Background of Le Corbusier's Domino System

Background of Le Corbusier’s Domino System

For Le Corbusier’s Domino House This system is a prototype as the physical platform for mass-produced housing. The name is a play on words that combines an allusion to domus (Latin for house) and the pieces of the domino game, because the floor plan resembles the game and because the units can be aligned in a series like dominoes, making rows of houses of various patterns. Hence, this design became the foundation for much of Le Corbusier’s architecture of the coming years.

The Domino building system has its origin in the words “domus” and “innovation” spliced together. The idea was to make a skeletal housing structure, so that the inhabitants could decide for themselves where the walls should go and what their homes would look like on the inside. Being familiar with this idea today, one can build open plan offices and apartments of a brighter type.
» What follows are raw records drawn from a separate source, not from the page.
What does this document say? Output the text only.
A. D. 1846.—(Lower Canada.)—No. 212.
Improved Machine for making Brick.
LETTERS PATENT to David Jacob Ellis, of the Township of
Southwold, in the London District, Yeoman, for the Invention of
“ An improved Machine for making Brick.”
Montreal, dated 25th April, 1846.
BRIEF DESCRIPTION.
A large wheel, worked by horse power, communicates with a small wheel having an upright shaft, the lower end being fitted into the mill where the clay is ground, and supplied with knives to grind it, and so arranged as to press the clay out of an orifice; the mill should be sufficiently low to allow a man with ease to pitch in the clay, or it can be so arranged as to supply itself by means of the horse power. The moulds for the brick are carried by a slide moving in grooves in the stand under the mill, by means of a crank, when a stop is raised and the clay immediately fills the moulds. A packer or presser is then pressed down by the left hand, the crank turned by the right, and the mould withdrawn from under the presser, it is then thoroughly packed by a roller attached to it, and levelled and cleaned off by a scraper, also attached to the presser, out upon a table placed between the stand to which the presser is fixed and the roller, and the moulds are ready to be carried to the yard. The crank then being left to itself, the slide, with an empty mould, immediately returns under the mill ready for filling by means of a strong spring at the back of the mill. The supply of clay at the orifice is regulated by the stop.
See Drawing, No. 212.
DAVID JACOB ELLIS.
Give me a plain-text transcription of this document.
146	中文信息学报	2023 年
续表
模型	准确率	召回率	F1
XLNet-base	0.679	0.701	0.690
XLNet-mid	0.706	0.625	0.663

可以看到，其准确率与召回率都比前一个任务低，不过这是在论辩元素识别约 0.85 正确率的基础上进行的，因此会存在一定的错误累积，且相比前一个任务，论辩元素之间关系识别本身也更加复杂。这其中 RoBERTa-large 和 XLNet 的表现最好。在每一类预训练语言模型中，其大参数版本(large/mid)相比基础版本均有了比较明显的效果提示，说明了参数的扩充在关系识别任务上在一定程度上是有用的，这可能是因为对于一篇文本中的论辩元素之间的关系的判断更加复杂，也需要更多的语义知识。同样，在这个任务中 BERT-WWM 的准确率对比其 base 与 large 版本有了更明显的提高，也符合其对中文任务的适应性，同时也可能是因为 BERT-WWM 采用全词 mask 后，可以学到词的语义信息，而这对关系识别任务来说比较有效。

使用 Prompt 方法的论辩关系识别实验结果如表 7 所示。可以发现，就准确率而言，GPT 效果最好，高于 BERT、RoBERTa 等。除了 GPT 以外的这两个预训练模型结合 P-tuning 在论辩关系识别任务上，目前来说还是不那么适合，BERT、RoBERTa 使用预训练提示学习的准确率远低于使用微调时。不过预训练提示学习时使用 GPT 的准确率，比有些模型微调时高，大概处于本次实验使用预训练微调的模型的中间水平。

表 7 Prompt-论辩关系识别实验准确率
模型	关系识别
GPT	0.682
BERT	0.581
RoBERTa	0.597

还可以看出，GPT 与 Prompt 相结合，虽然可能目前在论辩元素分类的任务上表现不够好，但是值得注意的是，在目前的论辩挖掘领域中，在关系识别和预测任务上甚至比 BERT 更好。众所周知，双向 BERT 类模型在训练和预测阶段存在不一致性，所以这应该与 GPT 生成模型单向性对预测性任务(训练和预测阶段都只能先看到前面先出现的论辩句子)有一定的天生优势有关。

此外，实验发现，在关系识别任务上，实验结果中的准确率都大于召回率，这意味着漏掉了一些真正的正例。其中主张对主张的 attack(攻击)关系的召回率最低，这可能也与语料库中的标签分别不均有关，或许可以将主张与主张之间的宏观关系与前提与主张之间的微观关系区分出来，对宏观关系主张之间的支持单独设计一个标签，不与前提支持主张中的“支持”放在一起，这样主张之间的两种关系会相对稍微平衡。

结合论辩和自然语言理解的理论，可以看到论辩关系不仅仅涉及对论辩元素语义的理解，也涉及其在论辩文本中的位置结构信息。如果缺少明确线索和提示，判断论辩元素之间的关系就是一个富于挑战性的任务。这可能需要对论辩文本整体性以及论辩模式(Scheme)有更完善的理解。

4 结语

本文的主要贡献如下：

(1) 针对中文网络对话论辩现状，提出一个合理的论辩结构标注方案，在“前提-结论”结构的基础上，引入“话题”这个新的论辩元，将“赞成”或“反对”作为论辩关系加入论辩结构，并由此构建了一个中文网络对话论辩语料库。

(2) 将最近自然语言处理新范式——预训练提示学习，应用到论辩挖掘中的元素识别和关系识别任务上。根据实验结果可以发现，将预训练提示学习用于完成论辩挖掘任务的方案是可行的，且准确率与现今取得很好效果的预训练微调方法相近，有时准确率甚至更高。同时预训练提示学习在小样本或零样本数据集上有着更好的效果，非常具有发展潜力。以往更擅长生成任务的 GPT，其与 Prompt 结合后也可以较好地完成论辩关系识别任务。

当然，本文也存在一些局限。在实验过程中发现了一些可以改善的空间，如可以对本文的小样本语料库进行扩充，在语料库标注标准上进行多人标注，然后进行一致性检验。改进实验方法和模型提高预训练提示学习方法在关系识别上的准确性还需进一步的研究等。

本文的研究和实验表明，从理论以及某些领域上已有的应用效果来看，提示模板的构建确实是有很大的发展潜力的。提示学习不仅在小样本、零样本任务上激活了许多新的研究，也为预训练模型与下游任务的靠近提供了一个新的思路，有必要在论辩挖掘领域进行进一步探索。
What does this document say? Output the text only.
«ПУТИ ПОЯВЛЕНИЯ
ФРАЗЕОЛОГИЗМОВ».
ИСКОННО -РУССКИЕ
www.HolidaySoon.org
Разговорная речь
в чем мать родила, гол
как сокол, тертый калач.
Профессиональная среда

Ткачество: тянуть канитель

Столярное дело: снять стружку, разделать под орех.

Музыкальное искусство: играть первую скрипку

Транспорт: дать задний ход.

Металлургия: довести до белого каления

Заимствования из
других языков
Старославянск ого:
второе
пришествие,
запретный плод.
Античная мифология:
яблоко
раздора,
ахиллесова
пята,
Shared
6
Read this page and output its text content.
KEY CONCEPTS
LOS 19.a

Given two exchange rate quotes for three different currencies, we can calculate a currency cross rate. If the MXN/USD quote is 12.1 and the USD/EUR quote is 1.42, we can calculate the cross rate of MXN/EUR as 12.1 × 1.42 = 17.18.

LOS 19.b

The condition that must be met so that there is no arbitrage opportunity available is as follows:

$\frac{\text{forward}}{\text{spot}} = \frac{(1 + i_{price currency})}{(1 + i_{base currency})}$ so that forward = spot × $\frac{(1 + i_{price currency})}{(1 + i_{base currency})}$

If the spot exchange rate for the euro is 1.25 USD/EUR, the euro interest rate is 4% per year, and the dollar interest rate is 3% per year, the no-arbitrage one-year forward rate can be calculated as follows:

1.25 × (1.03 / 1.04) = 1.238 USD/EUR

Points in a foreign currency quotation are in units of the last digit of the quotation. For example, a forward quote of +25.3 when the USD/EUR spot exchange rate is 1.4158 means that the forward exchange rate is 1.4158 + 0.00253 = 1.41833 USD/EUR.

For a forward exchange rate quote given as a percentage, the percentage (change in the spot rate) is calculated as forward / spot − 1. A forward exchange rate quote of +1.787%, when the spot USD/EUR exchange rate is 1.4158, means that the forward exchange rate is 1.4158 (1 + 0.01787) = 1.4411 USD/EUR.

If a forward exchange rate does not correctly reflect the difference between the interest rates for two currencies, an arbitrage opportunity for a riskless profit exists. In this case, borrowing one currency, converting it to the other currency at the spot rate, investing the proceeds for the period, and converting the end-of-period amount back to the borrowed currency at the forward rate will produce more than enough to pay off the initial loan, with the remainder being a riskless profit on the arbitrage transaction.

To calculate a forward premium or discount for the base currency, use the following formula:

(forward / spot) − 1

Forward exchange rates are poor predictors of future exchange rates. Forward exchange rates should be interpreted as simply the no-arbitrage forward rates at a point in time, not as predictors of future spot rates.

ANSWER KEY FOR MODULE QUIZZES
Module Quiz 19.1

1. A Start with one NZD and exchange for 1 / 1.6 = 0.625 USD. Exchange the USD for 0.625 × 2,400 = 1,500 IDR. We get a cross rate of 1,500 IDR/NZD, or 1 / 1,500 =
Some architects also dabbled with reinforced concrete, but it was Le Corbusier who created a technology of steel beams in concrete slabs. This scheme allows what he called the free plan, where walls can be placed anywhere. It also allows a new aesthetic possibility, because the walls do not reach the ceilings, they form the rooms, making a more fluid space.

Generalities of Le Corbusier’s Domino System

In other countries such as Italy, architects such as Grima and collaborators used the Domino structure. Thus the Domino system of construction has been widely used in several countries, as it is a very versatile and easy to use construction system for builders and planners, since it was designed by Le Corbusier as a prototype of housing that addresses all of Europe due to the housing shortage in the post-war years. The system itself never saw widespread production, either by the architect or his European contemporaries, in the form it was initially conceived. Instead, the unbuilt images and design principles became widespread, making it the most recognizable, most fundamental architectural project of the twentieth century. Likewise, the Domino project determines in modern architecture a set of guiding, abstract and idealized principles. This is a key reason why this system can still be seen and felt a hundred years later.